Lily’s behaviours neutralise her Gothic potential into mere gothic appearance, applying a superficial veneer of Otherness while she otherwise adheres to ‘conventional’ family values. Conversely, Morticia’s behaviours embrace and amplify her Otherness and turn defiance into a source of power rather than shame. Though visually similar, these two performances have vastly different implications: weakly co-opted gothic aesthetics constrain Lily as an outsider desperate for acceptance by a society that deems her monstrous, whereas Morticia’s Gothic ideology empowers her to dismantle normative conventions, liberate individual autonomy and foster collective solidarity.

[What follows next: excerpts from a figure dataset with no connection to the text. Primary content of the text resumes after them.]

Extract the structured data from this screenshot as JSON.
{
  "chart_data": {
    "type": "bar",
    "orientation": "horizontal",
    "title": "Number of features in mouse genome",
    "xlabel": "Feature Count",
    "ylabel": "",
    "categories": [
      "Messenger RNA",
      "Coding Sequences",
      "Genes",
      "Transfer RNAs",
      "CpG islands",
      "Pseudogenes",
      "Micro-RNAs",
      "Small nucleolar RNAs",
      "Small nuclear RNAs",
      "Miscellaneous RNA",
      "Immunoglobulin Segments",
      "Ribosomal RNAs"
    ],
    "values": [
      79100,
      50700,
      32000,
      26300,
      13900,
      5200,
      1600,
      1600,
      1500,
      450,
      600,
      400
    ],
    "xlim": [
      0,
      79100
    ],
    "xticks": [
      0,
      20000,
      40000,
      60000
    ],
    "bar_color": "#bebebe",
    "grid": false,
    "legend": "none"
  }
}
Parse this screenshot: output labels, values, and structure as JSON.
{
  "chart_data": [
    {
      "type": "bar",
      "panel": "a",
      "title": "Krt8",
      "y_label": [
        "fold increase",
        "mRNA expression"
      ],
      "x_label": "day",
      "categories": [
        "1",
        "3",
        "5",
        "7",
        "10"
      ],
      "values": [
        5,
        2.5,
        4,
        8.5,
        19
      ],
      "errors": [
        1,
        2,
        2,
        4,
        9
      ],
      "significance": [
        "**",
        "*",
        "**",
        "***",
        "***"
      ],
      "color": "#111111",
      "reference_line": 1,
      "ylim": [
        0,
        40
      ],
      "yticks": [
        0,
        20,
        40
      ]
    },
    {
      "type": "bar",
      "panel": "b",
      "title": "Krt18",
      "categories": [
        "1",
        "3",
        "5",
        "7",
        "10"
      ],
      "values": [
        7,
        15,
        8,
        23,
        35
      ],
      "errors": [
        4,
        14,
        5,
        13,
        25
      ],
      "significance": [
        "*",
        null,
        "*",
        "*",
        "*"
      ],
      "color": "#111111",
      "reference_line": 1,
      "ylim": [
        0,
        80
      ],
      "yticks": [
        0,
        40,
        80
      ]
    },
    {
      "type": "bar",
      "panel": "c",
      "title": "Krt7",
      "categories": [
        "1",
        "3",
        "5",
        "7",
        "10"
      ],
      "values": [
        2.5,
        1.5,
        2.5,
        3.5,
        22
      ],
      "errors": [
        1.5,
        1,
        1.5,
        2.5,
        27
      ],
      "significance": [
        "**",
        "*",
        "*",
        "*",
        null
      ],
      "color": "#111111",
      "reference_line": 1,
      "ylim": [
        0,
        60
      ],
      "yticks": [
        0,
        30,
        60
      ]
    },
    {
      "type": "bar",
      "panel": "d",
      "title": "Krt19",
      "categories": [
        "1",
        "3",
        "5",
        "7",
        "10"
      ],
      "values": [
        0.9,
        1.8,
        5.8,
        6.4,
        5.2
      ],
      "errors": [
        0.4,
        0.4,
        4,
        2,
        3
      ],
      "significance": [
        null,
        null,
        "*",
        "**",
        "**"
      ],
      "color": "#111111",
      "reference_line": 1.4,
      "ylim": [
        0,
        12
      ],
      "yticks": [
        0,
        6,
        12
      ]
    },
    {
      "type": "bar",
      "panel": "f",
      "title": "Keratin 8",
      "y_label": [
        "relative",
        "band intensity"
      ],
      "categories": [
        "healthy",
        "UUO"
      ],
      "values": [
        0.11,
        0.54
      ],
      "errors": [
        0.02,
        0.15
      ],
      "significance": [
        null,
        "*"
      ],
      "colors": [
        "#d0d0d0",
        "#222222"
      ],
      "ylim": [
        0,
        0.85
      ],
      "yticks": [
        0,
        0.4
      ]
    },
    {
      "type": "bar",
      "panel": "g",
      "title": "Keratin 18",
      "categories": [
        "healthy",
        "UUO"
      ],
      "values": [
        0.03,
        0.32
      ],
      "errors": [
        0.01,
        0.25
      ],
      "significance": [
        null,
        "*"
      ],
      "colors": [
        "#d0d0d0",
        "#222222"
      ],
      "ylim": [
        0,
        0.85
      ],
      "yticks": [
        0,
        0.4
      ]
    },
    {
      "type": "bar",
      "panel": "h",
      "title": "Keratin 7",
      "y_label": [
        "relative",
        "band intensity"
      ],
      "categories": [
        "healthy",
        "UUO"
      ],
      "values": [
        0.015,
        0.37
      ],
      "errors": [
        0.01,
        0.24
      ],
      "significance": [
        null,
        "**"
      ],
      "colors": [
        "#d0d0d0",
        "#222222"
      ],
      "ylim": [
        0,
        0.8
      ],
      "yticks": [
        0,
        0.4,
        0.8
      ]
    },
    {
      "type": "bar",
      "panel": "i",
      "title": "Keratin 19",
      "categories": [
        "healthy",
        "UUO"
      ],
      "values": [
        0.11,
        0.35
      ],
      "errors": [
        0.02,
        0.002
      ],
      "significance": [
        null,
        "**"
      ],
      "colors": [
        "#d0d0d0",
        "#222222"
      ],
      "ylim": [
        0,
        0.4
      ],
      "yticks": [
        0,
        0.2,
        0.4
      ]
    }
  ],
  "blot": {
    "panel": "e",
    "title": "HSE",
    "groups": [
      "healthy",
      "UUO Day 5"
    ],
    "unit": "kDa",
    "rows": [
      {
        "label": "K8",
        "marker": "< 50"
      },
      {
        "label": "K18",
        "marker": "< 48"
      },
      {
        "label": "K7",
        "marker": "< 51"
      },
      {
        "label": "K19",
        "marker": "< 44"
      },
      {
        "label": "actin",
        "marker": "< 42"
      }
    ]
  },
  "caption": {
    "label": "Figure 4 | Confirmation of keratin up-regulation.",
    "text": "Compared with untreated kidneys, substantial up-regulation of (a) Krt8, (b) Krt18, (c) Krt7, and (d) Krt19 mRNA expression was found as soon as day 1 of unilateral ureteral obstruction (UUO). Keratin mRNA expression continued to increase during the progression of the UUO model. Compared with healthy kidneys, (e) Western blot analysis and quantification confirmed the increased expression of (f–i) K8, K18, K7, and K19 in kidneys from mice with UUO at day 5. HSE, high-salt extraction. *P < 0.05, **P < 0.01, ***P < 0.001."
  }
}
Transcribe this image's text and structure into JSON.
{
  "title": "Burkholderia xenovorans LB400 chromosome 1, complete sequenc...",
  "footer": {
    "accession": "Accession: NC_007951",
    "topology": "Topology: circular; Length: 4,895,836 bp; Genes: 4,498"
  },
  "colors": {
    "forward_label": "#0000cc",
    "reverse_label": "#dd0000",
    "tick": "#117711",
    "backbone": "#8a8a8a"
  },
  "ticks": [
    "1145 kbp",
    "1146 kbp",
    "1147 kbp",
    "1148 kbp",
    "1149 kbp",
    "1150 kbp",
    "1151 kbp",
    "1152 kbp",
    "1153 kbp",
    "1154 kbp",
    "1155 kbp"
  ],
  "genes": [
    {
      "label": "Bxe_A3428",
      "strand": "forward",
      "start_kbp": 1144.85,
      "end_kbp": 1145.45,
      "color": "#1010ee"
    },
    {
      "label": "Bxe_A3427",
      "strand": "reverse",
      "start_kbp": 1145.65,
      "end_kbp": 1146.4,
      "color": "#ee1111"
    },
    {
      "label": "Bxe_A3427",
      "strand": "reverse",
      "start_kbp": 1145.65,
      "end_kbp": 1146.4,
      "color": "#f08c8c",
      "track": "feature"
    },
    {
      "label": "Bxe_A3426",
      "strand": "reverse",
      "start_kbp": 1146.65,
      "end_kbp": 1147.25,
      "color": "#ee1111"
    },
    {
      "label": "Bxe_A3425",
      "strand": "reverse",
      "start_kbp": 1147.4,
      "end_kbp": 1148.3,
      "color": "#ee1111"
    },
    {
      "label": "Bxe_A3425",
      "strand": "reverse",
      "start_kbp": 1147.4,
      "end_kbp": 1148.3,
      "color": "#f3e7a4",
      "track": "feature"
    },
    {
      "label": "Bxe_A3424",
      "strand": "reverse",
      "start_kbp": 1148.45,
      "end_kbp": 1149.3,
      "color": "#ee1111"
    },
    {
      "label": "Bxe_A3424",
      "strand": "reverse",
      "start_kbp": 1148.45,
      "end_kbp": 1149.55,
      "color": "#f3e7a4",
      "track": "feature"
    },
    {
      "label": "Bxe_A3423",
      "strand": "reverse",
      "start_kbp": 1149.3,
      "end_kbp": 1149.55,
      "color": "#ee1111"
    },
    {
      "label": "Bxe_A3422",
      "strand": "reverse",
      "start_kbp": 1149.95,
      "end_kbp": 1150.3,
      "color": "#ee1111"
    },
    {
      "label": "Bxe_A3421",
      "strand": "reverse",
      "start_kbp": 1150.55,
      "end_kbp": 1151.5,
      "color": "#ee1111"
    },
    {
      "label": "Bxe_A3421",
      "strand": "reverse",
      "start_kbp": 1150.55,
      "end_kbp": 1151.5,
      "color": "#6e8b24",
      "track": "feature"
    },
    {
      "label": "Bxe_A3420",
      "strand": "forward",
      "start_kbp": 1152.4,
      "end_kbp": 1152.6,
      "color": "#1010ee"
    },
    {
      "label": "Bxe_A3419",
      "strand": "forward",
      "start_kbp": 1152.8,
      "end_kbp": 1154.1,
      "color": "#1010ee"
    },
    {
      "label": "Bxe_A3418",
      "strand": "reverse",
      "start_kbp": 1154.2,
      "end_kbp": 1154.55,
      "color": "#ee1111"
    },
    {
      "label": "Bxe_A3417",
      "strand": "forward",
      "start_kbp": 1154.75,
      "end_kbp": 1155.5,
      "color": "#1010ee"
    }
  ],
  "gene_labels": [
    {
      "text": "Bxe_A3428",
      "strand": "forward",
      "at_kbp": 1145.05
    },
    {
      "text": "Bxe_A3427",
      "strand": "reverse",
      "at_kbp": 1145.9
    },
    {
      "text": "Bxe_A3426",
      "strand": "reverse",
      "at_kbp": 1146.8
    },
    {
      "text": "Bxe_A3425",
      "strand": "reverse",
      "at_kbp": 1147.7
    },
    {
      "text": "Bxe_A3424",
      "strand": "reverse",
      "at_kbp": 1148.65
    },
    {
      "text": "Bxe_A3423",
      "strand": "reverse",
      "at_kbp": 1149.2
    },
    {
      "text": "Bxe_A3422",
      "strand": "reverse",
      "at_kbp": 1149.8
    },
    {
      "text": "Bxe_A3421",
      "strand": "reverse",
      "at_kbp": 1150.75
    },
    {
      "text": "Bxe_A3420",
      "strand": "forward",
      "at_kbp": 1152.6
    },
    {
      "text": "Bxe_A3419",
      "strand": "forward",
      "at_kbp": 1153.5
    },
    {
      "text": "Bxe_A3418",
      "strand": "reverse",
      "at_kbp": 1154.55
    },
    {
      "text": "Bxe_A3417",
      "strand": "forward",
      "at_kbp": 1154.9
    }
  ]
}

Erotic Power, Family Values and Social Liberation
Audre Lorde defines the erotic as a deeply feminine force that has been historically repressed in order to maintain patriarchal control (Uses of the Erotic: The Erotic as Power, 2000), a force that Morticia embodies exquisitely. She wields her eroticism unapologetically, not as a tool for male pleasure but as a means of self-fulfilment and empowerment. Her passion for Gomez is not a performance for the male gaze – but a mutual exchange of power, a rejection of the idea that long-term relationships must be passionless, and a rebuke of the Puritanical roots of conservatism that continue to dominate Western culture today.
The early 1990s were a time of cultural backlash against third-wave feminism as conservative ‘family values’ rhetoric sought to reassert ‘traditional’ gender roles, but Anjelica Huston’s Morticia in the films The Addams Family (1991) and Addams Family Values (1993) mocks this regressive ideal. Morticia refuses to adhere to patriarchal notions of domesticity and feminine weakness and instead projects both sexuality and ambition – embodying Lorde’s reclamation of the erotic as a crucial act of resistance against oppression. For example, when a trusted friend steals the Addams’ family’s home and wealth, Morticia does not wait for rescue as Gomez spirals into an existential depression – she confronts the aggressors herself and destabilises their power through sexually charged reactions to their torture.